Recently I blogged about an article Malcolm Gladwell wrote for the New Yorker, entitled “Late Bloomers: Why Do We Equate Genius with Precocity?” Little did I realize it was a prelude to the release of his latest book, Outliers: The Story of Success. (Silly me, I guess I need to get a bit more switched on to the ins and outs of the publishing industry.)
In Outliers, Gladwell poses a basic question: Why do some people succeed far more than others?
Here’s what the book jacket has to say:
There is a story that is usually told about extremely successful people, a story that focuses on intelligence and ambition. In Outliers, Malcolm Gladwell argues that the true story of success is very different, and that if we want to understand how some people thrive, we should spend more time looking around them—at such things as their family, their birthplace, or even their birthdate.
Maybe it’s just me, but I find this stuff fascinating. And it’s not just a function of being a parent to a kid that’s been blessed with large amounts of smarts. Over the years I’ve asked people, “What do you think is THE place to be right now?“ (Think Prague and Budapest just after the fall of the Berlin Wall. Think Paris in the 1920s, and 1950s. San Francisco in the 1960s.) On the day after the election I commented to my college-age interns how lucky they are to be the age they are at the cusp of the Obama presidency. Timing matters. In this blog I’ve shared my thoughts on being lumped in with the Boomers, and of having the ill luck to graduate into two recessions. Location matters too. Back in my undergrad days, I was an international relations major when few schools offered programs in that field. My first year of college found me at my safety school in Worcester, MA. Not exactly a hotbed of internationalism. Which is why I transferred to a school in DC.
But back to Gladwell. He takes the kernels of things I’ve mused about, turns up interesting examples and synthesizes them in a fresh “who knew?” way that is 100 times better.
- He gives the definitive answer to every mother who has agonized if she should “red shirt” her late birthday her child. Gladwell looks at athletes across the spectrum and says “yes.” Made me think it would be interesting to do an analysis of birthdates of kids who are in the MCPS magnet programs. And how lower income families are less likely to red shirt because they need the childcare that school provides.

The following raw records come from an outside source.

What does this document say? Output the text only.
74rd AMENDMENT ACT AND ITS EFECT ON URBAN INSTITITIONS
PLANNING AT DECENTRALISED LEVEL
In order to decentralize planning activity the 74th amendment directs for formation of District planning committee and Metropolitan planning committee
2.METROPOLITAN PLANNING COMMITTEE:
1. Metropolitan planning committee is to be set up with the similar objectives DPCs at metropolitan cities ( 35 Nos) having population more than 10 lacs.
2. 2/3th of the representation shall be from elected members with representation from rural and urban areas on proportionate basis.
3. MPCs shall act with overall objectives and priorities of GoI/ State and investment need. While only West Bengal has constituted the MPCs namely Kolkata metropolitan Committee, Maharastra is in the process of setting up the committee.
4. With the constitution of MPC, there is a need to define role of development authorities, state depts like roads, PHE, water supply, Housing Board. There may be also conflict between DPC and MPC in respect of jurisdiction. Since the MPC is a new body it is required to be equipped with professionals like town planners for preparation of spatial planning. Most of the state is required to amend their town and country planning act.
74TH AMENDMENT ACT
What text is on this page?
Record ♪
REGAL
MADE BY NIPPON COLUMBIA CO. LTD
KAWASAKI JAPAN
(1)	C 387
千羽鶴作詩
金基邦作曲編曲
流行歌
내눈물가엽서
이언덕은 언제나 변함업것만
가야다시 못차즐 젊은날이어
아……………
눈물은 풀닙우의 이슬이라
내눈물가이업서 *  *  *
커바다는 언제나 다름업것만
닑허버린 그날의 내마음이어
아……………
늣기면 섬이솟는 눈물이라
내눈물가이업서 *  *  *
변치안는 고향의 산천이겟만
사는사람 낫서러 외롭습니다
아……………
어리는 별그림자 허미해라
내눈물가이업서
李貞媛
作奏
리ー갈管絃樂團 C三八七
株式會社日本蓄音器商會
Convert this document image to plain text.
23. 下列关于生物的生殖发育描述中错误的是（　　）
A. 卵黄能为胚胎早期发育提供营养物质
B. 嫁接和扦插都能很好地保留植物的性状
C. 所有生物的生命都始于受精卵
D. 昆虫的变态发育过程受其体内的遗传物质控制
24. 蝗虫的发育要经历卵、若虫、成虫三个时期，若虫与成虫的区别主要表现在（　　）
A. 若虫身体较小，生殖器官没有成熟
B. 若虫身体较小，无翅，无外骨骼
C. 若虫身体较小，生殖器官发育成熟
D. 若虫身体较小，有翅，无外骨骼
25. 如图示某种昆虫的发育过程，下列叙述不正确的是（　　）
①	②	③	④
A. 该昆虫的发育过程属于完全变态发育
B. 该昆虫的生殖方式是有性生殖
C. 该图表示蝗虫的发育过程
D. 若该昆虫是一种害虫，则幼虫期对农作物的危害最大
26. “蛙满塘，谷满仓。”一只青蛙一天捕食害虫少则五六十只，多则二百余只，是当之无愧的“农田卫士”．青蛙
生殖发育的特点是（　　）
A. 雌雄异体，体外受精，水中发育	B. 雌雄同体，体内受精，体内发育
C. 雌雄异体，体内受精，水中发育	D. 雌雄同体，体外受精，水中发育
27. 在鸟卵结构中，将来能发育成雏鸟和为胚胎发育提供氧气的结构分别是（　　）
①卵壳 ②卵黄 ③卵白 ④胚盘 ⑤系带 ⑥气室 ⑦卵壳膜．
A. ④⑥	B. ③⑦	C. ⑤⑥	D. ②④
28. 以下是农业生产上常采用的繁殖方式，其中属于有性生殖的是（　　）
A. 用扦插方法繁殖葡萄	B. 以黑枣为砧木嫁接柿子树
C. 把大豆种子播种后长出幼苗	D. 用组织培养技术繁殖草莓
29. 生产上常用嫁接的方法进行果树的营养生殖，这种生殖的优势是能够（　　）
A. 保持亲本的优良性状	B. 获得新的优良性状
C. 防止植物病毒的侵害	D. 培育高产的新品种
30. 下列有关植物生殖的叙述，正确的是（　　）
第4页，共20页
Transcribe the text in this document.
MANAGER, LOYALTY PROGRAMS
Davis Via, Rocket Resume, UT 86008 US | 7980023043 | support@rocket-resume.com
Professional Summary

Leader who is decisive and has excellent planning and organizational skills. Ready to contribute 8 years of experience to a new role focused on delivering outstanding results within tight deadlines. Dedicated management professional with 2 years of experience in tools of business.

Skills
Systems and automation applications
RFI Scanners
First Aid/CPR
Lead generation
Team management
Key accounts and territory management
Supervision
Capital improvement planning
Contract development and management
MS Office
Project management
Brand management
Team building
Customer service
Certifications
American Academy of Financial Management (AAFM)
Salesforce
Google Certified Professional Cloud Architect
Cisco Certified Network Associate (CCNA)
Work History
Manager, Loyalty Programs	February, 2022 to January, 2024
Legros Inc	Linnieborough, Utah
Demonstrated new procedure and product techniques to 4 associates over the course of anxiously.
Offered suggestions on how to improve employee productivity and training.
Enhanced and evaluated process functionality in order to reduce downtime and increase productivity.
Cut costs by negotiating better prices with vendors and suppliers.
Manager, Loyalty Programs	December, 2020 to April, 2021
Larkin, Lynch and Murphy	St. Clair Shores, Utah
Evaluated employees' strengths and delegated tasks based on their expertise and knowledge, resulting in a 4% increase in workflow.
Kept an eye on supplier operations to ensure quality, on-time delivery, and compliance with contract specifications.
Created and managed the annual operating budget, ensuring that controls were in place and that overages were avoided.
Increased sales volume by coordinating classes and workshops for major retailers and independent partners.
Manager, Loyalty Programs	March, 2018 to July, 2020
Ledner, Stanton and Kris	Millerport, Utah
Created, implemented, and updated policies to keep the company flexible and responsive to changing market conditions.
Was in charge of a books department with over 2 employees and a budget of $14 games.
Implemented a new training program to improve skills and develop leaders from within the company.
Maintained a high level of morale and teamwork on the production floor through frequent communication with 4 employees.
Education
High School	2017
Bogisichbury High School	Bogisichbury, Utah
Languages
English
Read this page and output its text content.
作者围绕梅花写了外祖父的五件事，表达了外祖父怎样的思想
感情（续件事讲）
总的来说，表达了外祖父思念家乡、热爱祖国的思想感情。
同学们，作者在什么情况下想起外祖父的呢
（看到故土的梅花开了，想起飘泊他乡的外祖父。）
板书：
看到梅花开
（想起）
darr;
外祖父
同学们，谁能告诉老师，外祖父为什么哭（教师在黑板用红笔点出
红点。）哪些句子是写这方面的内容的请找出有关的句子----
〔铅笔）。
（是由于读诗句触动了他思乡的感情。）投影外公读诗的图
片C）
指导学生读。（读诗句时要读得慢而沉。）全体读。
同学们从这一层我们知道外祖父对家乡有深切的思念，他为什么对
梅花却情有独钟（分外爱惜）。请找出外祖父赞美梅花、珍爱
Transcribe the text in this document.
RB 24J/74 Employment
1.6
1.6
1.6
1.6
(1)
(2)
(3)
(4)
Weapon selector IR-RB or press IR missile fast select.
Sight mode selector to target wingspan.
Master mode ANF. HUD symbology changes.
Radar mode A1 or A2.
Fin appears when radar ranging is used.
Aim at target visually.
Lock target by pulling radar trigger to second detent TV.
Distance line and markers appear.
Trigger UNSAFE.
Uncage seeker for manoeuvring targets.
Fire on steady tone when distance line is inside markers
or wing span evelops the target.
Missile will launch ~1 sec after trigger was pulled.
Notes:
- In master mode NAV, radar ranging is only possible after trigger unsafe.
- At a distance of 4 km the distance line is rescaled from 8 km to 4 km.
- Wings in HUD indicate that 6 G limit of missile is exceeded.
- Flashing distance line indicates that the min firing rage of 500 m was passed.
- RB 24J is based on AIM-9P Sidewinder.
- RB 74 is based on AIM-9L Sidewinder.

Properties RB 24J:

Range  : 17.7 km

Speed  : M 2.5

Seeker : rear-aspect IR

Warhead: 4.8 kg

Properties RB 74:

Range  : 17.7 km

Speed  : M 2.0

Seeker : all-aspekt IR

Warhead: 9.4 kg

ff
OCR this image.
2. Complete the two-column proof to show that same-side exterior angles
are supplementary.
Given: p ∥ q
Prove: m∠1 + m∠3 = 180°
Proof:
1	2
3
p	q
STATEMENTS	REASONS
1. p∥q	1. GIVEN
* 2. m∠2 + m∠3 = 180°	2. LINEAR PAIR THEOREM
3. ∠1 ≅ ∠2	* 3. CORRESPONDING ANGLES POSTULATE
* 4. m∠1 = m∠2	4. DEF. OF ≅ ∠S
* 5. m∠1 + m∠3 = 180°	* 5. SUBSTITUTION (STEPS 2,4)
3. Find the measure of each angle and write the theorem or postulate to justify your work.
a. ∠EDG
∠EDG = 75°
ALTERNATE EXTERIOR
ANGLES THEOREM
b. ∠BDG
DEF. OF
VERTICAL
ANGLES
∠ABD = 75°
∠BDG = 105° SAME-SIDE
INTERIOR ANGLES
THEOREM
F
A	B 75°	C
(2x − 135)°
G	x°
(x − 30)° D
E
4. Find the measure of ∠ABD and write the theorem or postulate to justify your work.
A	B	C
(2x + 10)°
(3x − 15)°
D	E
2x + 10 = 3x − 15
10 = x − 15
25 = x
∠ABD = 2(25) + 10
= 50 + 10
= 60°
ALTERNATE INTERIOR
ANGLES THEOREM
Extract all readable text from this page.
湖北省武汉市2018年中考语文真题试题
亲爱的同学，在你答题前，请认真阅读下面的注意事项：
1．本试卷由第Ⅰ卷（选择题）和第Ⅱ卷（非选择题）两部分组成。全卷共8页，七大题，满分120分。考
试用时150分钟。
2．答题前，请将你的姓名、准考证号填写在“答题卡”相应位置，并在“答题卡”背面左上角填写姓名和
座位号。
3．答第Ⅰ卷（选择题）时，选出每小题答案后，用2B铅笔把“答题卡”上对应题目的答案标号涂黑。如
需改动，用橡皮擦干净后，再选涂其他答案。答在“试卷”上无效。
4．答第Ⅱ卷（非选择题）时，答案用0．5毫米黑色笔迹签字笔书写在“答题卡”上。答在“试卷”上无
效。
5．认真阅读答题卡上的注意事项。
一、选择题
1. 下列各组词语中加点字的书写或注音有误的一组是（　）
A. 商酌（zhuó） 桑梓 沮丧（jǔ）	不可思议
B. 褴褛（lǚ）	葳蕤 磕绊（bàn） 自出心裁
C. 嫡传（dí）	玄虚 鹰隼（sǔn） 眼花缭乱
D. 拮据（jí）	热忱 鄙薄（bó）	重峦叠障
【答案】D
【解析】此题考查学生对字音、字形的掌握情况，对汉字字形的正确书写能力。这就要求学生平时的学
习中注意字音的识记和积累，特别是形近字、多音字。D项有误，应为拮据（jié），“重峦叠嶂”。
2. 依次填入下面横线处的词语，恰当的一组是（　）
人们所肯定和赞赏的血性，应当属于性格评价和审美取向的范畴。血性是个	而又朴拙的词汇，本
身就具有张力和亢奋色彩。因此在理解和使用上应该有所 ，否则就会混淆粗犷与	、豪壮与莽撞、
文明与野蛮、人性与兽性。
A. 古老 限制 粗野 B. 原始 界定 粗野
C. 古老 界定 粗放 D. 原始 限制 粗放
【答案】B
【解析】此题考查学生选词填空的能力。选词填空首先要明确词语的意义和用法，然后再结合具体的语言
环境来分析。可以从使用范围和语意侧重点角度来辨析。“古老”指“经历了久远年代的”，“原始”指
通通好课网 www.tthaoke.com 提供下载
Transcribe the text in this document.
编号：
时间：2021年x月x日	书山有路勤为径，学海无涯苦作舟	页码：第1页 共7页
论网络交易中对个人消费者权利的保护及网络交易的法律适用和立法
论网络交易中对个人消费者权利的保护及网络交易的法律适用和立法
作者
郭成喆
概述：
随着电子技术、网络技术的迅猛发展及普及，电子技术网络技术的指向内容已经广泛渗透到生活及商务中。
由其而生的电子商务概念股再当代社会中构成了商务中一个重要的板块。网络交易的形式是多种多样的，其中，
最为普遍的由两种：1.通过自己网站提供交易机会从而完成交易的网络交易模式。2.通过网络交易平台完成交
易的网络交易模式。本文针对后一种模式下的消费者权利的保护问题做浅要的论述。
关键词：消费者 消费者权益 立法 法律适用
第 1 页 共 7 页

- He talks about the 10,000 hour rule, which states that raw talent is not enough. To achieve excellence, a person has to put in 10,000 hours, or about 10 year of intensive, diligent practice. Which immediately made me wonder, what are my kids doing toward this magic number? (Or myself, for that matter!) Thing is, one can often only see that something was preparation in hindsight. (Is all that knitting laying the groundwork for a fabulous career as a couture knitwear designer?)
- He gives the heartbreaking case of Chris Langen, a brilliant man whose life circumstances have shaped him in such away that he’s never achieved the success one might imagine for someone with his gifts. It made me think a lot about the immigrant kids in my community and what forces are shaping them.
- He also looks at the case of top New York lawyers–and how not only being Jewish, but being Jewish and born in a demographic trough (the 1930s) with parents who were garment workers made all the difference. I found this chapter fascinating as it parallels the story of my husband’s grandfather. He came to this country at the age of 4, spent years in an orphanage because his mother couldn’t afford to support him. He sold newspapers on Maxwell Street in Chicago, came under the patronage of a politically powerful lawyer, went from high school straight to law school (you could do that in those days, I guess), made a lot of money during the Depression and retired a state supreme court judge.
Critics are saying the book is short on research and citation…true. But I forgive him. I’m halfway through the book already (it’s a short and fast read) and I have to say it’s fun and thought-provoking.
[Listen to an interview of Gladwell on NPR here. Page includes excerpt and listener comments.]
I wonder what 10,000 hours does without some initial talent. It probably allows the person to achieve all the things that talent would have allowed them to achieve early on.
I often talk to my gifted boys about the importance of hard work–which is a tough sell when they can coast pretty easily through school.
Laura Vanderkam of the Gifted Exchange Blog has a review of Outliers here: http://www.city-journal.org/2008/bc1126lv.html
And, BTW, my husband’s granpda sold socks on Maxwell Street (no lawyers or judges in our family, though).
Another interesting take on Gladwell’s ideas here: http://isteve.blogspot.com/2008/04/cezanne-vs-picasso-vs-malcolm-gladwell.html
I have never been able to take Gladwell very seriously, I must confess. Too many factual errors right on the surface for me to believe that his underlying research is worth much.
Oh, and here, especially on the 10,000-hour thing (which seemed to me too glib to be true): http://michaelnielsen.org/blog/?p=496
I read through the counter examples in the articles. Two were off topic and one tried to address it with countereaxmples – like Heisenberg – but anyone reading his biography would see that he fits Gladwells’s thesis to a T.
He was a math prodigy with academic parents with a wide circle of academic friends who used new tools to solve problems that were new in a location that was in ferment on all intellectual fronts.